Estou num sítio aprazível – rodeado de livros e de paredes pretas. Estantes vivas que esperam calmamente o nosso olhar. Ávidas de mãos sedentas de insónias. Estou portanto ao centro do mundo. Tenho as histórias do mundo em meu redor – os livros das prateleiras são constelações de sensações e de sabores. Uma via láctea – uma estrada de Santiago – um lugar aprazível onde repousam as vidas de tantos. As palavras e as frases. Tantos. Tanto. Tão pouco. Os píncaros e as profundezas. Os intestinos do homem. Instruções de passagem. Caixa negra de avião. Paredes pintadas de negro. A cor do luto. A cor do silêncio. A cor da saudade. A cor da estudantina. A cor da serenata. Os espaços fechados. Os teus fantasmas congregam-se aqui. Paredes que caiam desta forma um branco tão pouco usual. Ou que sugam a luz – deixam-te cair ao infinito do mundo ribombando como o trovão. Ou arena e ringue da vida do dia-a-dia das pequeninas formigas ou das alegres e joviais andorinhas que pararam para nos cumprimentar. Lá fora a lua espalhará cinzento. Lá fora as avenidas iluminadas são os caminhos das insónias. Lá fora tantos esperam que desça a noite. Esperam que o mundo se desenvencilhe do branco. Esperam que os olhos azuis se enovelem. Pedem cor de livro e o recheio de calor e o cheiro das tertúlias. Pedem. Estão em pulgas e fervem de febre. Febris anunciam olhando as paredes e as estantes cobertas de livros. Chegam ao grito após um momento de maior introspecção. Chegam às lágrimas.

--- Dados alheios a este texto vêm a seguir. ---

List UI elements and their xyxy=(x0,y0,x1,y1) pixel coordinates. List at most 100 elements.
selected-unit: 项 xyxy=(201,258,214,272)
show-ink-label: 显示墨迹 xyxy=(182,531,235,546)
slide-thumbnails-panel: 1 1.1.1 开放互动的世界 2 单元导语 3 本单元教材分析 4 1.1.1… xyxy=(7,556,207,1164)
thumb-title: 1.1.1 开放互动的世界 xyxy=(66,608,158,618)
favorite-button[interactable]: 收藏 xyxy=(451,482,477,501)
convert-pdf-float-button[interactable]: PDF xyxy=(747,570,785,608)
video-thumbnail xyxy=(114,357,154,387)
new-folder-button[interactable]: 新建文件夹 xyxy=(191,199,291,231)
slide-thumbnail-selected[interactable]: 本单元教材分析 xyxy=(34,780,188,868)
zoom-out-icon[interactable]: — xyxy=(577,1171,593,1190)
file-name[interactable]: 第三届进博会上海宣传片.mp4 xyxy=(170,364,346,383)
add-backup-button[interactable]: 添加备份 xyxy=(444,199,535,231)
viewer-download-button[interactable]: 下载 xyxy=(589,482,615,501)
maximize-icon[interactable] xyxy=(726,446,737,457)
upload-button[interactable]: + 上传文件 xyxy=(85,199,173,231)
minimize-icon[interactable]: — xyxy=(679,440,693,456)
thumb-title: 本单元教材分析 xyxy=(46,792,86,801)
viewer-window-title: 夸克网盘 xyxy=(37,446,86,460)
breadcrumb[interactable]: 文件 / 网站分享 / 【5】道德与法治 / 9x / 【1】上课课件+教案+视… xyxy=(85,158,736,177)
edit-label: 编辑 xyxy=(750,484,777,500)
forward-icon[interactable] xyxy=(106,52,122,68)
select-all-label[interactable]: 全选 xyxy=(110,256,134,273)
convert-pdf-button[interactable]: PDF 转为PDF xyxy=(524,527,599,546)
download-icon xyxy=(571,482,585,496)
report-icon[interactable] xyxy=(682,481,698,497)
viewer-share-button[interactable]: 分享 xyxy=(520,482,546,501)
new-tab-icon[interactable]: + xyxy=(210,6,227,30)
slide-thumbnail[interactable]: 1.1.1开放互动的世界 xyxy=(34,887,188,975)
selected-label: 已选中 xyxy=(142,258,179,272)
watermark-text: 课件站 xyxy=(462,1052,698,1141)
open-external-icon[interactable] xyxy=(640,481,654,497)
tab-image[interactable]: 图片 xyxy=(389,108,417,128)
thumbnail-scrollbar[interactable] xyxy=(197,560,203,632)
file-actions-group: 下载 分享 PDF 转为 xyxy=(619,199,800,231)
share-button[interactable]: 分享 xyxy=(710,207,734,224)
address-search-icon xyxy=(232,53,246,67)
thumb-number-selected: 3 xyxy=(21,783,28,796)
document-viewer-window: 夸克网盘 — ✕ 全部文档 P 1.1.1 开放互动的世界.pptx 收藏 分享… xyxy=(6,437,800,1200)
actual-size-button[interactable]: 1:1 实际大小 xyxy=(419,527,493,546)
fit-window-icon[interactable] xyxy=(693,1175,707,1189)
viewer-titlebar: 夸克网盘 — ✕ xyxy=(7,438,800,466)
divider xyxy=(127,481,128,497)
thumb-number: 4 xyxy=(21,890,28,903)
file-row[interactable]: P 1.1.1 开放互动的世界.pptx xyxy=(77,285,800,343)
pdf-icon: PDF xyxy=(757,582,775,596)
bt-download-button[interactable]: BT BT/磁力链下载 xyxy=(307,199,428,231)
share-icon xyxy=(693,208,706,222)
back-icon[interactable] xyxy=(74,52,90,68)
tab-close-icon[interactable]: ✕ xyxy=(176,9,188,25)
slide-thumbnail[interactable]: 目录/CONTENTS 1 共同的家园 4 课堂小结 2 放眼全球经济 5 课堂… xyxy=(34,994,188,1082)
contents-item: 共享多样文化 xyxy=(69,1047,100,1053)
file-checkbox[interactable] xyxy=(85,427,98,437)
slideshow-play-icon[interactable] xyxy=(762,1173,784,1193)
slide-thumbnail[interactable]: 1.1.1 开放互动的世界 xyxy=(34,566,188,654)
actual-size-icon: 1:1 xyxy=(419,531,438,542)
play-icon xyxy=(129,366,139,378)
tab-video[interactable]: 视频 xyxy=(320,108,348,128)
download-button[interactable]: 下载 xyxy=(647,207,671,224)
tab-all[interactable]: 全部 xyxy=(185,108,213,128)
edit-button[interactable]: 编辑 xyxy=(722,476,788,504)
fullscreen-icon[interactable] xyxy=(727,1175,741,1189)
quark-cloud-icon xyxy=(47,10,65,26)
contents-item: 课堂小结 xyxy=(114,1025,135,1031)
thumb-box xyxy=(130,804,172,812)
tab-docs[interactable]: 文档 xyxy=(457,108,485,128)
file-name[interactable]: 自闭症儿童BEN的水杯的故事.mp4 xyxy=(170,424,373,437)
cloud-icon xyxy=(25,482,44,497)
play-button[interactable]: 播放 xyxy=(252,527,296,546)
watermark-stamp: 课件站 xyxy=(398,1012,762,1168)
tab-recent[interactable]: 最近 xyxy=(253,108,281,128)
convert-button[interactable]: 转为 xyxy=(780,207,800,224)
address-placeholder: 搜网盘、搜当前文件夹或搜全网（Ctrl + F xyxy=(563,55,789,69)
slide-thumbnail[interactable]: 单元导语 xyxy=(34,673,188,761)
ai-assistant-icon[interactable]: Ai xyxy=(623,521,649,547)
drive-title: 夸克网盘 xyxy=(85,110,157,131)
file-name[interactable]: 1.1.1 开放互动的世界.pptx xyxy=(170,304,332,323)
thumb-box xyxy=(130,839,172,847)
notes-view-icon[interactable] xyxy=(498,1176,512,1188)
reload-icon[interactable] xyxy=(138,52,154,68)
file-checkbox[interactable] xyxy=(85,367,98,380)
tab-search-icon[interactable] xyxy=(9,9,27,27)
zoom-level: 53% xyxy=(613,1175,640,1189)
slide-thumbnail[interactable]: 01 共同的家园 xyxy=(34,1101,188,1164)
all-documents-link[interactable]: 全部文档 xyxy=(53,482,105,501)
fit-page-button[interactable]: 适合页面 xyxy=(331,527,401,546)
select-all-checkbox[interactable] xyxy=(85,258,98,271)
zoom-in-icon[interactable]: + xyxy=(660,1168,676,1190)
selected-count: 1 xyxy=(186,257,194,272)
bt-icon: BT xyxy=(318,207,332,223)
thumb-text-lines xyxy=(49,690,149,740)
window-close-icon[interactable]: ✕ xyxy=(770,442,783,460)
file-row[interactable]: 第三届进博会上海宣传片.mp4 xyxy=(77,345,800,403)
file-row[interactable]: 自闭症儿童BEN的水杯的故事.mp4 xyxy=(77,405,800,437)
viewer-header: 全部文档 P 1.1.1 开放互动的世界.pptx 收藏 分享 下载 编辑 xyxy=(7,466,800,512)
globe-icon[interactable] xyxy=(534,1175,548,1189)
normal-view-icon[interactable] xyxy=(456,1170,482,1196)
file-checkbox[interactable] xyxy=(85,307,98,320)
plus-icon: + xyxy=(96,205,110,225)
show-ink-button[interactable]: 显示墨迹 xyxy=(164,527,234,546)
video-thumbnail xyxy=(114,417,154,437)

Não sei que espécie de beleza tem esta cidade. Não sei que algo cinzento. Não sei que lhe hei-de chamar ou julgo que será da idade. Será da idade. Tradição. Talvez. Ou serão os fantasmas dos guerreiros que por cá passaram. Serão as almas dos tantos que por cá passaram e por cá viveram. Serão as saudades. Vagueiam saudades que te tolhem o olhar e te obrigam a correr. Vagueiam saudades. Anunciam-se recordações. Tudo isso é Coimbra. E esta sala é o epicentro do sismo. É a marca indelével das estações do ano. Das minhas febris insónias. Das paredes caiadas de negro como se aqui fosse possível invertermos a vida. Como se nesse instante fosse possível transpirar lugares e vagares e anunciar cinicamente que o mundo é uma enorme biblioteca. Dança comigo porque também ele aqui está – fuma comigo porque também ele aqui está – das paredes soltam-se os autores num tântalo lamento. Então vive de novo – vivam de novo – vagueiem – insinuem-se – o mundo não é feito de tempo – não é contido em espaço algum. A noite não tem barreiras. Não tem ditames. Não tem preço. A noite tem ditos. E olhares. E posturas morais. Crimes exemplares. Cada noite é uma ilha submersa de espelhos. Consigo olhar para dentro de ti pequenina flor. Posso observar-te naufragada em suor minha cigarra amiga. O cinzento da noite e as avenidas quietas os passos do jardim botânico e os enormes edifícios da universidade. Todos gárgulas que se movem com orgulho. Morre em mim o esquecimento dos meus amigos. Tremo e anuncio ao mundo que esta cidade me acomete de loucura. A loucura das lágrimas nos olhos e a doçura na voz. O tormento das saudades. Das saudades dos tempos que eu julgava não existirem as saudades dos guerreiros que comigo estudaram. Não estudei cá! Não vivi em Coimbra. Mas é aqui o epicentro do sismo. É aqui como se algo sobrenatural se assoberbasse de mim. por detrás de cada livro as saudades que me embargam a voz e me comprimem o peito. As estrelas do firmamento tão longe por detrás das paredes caiadas de escuridão.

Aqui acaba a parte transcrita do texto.